I was under the impression that the B15 SE (SR20) also had a hydraulic clutch setup.


----------



## sr20dem0n (Mar 19, 2003)

cburwell said:


> *I was under the impression that the B15 SE (SR20) also had a hydraulic clutch setup. *


really? I coulda sworn that the SE was cable...I know the SE and GXE have rod shifters and the SE-R is cable, so maybe I was thinking the clutch setups were different too, but I could be wrong


----------



## tekmode (Feb 22, 2003)

hey sr20...DNE is going to have a meet soon. You gonne come?


----------



## sr20dem0n (Mar 19, 2003)

you mean the August 16th one?
I'm leaving for Cali on the 15th and coming back like the 25th unfortunately...if you're talking about an earlier one then I could go, but I can't make it to the 16th


----------



## tekmode (Feb 22, 2003)

thats the probe one...we might do something different. Just check the forum for updates.


----------



## cburwell (Oct 11, 2002)

sr20dem0n said:


> *really? I coulda sworn that the SE was cable...I know the SE and GXE have rod shifters and the SE-R is cable, so maybe I was thinking the clutch setups were different too, but I could be wrong *


I am fairly sure the B15 SR20 clutch is not cable operated.


----------



## SR20dee (May 1, 2002)

cburwell said:


> *I am fairly sure the B15 SR20 clutch is not cable operated. *


i must be bored to come to this monkey forum 


all b15s have a hydraulic clutch configuration. and aside from bleeding and changing the fluid to something better to improve feel , i dont think that ive ever heard of any one being able to adjust it down.

edit.. screw you lee!!


----------



## Sentra Styling (Apr 30, 2002)

The pedal is hydraulic and the only adjustment can be done is to get rid of the play in the pedal.. there's no lowering of the assembly....

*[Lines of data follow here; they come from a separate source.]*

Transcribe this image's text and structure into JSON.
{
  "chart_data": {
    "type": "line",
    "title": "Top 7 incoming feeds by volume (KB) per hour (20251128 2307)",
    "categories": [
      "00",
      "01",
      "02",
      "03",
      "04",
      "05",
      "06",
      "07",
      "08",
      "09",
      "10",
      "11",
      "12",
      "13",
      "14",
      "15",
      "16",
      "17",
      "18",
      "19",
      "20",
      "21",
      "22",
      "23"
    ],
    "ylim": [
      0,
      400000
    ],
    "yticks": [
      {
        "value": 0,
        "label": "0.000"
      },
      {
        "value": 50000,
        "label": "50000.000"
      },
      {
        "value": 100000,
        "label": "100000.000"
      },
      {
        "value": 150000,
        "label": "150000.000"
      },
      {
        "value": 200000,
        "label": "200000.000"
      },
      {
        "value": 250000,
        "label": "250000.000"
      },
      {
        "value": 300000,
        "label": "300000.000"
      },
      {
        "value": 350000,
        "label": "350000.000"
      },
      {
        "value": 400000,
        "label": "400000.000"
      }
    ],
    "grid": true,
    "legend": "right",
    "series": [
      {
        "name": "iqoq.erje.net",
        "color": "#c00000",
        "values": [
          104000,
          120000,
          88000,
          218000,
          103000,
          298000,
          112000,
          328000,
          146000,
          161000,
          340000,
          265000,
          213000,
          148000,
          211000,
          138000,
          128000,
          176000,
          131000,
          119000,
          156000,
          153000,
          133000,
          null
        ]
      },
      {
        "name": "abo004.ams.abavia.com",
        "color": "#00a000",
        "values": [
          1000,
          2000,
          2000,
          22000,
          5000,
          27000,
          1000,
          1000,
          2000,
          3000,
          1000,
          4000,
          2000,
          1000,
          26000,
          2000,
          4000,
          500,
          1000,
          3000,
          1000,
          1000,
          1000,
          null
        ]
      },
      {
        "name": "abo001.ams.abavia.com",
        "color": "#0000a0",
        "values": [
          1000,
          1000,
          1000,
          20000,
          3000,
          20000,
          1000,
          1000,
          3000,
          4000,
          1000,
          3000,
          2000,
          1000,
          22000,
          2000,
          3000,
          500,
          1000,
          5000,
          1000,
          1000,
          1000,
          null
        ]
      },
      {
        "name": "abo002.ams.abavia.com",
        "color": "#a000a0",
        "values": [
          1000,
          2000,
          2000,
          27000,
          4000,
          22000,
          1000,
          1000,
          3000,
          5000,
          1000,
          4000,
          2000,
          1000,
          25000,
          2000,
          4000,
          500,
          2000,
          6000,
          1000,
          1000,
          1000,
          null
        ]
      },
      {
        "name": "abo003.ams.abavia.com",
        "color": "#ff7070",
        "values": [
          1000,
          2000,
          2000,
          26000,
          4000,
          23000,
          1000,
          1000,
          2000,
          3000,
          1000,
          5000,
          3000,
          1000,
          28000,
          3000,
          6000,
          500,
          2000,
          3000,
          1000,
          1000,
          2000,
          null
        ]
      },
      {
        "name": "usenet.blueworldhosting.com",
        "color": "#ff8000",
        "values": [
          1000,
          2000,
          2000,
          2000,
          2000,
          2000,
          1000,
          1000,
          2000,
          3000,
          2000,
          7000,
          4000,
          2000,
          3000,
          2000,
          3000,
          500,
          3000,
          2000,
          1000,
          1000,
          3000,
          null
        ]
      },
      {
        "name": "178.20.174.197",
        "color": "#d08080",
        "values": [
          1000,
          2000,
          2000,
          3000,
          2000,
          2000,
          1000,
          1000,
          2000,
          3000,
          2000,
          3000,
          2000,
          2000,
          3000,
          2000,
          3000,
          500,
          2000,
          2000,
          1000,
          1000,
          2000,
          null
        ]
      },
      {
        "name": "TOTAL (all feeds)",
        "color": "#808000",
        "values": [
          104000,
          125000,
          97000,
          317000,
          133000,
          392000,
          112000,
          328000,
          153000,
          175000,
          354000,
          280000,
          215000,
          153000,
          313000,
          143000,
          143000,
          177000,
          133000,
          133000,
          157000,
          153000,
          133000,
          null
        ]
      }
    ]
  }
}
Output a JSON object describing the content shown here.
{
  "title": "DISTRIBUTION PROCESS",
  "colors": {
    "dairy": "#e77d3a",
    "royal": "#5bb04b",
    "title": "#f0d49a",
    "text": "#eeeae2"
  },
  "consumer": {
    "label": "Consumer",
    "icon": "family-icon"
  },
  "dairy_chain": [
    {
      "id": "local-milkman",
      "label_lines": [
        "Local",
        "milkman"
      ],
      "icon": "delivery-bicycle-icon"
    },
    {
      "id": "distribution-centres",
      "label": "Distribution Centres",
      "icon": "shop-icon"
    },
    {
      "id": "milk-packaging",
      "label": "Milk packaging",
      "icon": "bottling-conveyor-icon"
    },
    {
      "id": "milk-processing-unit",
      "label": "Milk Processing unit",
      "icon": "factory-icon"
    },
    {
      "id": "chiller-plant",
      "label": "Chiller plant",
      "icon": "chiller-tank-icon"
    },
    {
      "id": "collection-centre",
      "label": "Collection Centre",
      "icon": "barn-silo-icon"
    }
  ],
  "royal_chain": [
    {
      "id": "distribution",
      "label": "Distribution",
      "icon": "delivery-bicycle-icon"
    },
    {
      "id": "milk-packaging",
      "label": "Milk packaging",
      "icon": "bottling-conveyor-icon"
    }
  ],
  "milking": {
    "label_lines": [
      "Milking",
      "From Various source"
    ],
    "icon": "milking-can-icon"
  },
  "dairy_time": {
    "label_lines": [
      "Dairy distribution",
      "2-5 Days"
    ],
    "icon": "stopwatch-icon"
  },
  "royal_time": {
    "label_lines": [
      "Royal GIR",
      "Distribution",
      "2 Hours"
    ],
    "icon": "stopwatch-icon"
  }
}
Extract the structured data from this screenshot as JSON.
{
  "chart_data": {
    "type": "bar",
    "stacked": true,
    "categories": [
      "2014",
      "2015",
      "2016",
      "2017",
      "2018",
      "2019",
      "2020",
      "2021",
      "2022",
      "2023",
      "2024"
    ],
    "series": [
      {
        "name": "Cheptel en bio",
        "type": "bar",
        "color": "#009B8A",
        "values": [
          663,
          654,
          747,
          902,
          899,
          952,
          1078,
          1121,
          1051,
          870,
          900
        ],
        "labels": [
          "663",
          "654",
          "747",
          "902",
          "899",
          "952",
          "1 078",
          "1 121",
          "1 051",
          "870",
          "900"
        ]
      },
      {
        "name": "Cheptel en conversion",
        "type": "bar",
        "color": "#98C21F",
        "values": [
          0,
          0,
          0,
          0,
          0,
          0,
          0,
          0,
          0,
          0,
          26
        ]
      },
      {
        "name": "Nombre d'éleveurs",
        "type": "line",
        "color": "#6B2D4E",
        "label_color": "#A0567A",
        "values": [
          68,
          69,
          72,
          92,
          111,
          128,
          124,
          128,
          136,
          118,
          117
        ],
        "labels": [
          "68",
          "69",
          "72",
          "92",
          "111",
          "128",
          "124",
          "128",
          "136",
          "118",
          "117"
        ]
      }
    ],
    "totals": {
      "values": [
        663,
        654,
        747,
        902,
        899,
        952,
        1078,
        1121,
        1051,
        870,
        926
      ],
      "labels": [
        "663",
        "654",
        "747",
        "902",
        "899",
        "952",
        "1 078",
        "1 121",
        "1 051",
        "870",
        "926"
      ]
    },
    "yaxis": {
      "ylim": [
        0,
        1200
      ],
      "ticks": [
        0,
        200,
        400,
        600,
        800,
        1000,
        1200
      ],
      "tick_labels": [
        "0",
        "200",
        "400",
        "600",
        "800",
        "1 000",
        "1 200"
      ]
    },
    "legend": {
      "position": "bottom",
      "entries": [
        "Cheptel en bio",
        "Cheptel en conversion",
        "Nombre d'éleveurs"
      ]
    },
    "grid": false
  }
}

Here's some instructions on the adjustment..Courtesy of Lee at B15Sentra.net

http://www.b15sentra.net/lee/albums/esm/clutch_adjust.jpg


----------



## 7SPEED (Mar 24, 2003)

Sentra Styling said:


> *The pedal is hydraulic and the only adjustment can be done is to get rid of the play in the pedal.. there's no lowering of the assembly....
> 
> Here's some instructions on the adjustment..Courtesy of Lee at B15Sentra.net
> 
> http://www.b15sentra.net/lee/albums/esm/clutch_adjust.jpg *



check this out also...... 
http://www.altimas.net/forum/showthread.php?s=&threadid=55846&highlight=clutch+adjust


----------